Of course now all the Mac users are thinking, doesn't OS X have the same security features as Linux? After all, they're both variants of Unix, which is the original source of the security model. That's quite true. But then why is there anti-virus software for OS X?
There are experts on both sides of this question too; some say OS X doesn't need anti-virus software, for basically the same reasons that Linux doesn't. I'm inclined to agree with this, and to interpret the fact that companies sell OS X anti-virus software as saying more about those companies' ethics than about OS X's security or lack thereof. But maybe that's just me.
However that may be, the article also contains an interesting tidbit:
In other words, Apple's approach to keeping OS X secure is to make it less functional.
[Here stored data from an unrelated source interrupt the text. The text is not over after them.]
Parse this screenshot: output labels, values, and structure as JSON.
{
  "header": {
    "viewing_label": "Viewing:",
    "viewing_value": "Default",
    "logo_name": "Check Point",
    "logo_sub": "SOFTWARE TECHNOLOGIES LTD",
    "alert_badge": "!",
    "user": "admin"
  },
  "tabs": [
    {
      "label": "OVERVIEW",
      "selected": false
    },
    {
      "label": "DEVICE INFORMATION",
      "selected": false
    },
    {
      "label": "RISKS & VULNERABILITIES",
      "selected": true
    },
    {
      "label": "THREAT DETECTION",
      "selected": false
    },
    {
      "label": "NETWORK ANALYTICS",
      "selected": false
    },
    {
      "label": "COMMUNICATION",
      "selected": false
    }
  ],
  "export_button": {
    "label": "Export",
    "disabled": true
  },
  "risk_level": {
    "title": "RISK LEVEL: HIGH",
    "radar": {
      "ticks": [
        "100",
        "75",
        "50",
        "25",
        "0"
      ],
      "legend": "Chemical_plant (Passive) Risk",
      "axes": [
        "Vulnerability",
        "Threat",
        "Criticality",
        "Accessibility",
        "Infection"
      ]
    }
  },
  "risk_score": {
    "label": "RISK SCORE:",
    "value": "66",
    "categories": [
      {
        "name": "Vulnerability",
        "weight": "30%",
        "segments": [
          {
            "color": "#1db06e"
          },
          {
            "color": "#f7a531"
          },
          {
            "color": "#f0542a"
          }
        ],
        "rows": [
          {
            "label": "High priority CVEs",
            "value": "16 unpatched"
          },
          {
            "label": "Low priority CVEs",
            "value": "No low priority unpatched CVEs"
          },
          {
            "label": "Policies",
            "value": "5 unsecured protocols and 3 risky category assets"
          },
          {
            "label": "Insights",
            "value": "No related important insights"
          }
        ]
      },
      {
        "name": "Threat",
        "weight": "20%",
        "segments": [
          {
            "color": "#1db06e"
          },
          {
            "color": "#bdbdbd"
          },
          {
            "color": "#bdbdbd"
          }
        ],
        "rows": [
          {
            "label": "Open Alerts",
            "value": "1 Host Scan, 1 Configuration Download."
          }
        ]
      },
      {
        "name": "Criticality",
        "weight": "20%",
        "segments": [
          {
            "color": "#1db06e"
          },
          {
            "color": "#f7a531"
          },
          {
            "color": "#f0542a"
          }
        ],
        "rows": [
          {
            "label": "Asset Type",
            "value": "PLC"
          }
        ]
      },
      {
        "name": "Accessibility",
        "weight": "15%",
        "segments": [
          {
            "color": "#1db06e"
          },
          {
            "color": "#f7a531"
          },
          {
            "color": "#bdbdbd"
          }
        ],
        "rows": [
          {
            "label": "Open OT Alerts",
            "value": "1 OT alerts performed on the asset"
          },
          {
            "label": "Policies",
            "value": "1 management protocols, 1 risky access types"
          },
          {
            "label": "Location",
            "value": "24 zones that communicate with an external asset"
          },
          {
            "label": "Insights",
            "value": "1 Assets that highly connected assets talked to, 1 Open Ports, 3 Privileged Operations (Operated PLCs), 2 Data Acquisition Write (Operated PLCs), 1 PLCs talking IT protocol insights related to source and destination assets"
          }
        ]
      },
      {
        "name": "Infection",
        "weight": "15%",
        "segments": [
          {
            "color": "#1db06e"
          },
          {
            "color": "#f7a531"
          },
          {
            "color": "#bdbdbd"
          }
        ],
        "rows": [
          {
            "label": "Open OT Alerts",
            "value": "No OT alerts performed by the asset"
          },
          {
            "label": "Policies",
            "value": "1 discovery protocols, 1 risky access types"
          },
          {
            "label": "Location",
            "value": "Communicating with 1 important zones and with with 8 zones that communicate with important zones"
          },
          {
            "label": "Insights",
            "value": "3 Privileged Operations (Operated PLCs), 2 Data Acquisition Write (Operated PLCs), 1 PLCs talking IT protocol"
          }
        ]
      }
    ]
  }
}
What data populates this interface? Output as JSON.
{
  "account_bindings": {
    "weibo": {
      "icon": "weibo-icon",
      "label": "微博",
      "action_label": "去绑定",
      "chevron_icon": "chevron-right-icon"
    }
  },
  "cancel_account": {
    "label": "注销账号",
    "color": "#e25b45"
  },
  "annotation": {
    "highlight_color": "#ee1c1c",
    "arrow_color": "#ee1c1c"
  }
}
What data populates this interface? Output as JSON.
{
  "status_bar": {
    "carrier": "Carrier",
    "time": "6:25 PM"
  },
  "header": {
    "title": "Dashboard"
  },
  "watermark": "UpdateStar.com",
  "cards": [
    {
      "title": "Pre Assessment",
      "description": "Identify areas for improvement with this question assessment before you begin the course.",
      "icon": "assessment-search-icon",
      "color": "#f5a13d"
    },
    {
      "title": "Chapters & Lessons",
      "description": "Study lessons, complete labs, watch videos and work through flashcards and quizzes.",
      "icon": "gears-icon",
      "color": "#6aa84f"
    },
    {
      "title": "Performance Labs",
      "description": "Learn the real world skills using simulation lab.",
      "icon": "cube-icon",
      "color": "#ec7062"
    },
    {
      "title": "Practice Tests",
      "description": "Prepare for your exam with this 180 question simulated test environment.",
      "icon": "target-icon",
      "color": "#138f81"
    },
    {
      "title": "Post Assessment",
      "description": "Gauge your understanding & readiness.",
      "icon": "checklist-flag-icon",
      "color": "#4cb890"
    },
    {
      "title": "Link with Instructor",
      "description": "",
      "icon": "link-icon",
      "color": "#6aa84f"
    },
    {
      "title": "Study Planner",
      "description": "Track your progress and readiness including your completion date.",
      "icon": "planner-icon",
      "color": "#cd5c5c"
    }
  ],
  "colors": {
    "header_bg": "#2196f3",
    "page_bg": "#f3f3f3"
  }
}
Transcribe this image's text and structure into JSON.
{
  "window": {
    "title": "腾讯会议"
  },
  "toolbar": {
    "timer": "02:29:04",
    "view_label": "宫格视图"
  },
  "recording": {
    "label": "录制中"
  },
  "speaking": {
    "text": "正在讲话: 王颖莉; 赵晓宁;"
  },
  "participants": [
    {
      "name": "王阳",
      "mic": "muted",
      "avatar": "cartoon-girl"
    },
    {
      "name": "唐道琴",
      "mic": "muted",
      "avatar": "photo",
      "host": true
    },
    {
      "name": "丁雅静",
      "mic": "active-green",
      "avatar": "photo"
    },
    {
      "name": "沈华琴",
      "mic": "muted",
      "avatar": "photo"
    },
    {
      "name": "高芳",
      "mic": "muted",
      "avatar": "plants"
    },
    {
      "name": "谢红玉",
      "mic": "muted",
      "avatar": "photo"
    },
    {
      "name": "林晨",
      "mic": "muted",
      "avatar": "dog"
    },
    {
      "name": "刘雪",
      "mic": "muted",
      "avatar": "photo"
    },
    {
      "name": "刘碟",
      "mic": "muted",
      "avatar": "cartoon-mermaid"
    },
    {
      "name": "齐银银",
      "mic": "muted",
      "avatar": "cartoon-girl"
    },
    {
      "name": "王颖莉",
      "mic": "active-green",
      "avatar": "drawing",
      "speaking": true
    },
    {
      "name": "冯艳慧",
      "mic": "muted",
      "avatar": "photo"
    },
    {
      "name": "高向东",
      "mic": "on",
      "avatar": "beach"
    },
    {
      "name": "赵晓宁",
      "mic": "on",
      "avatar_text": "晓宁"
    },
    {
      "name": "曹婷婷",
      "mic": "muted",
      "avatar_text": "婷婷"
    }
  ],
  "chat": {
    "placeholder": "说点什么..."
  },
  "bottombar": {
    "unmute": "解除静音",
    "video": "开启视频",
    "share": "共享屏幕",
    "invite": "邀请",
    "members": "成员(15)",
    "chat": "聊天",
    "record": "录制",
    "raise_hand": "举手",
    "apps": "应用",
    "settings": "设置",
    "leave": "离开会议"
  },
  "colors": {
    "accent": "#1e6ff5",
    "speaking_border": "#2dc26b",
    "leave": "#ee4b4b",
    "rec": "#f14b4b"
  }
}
I'm no fan of Java or Flash, but the fact remains that a lot of Internet content is packaged that way, so just punting and saying you can't install it isn't very helpful. It's not as though it can't be done: Linux systems manage to run Java and Flash without compromising security, by making sure that secure versions of them are available in cryptographically signed repositories, so you can check that they're the right versions when you install them. And although third parties can write "Apple-approved software"--if they're willing to pay Apple for the privilege--the quantity of such software available is nothing like the quantity that's available for Windows or Linux.
All of which is just another reason for this:
peter@localhost:~$ uname Linux
(Update: there is a discussion of this post on Hacker News.)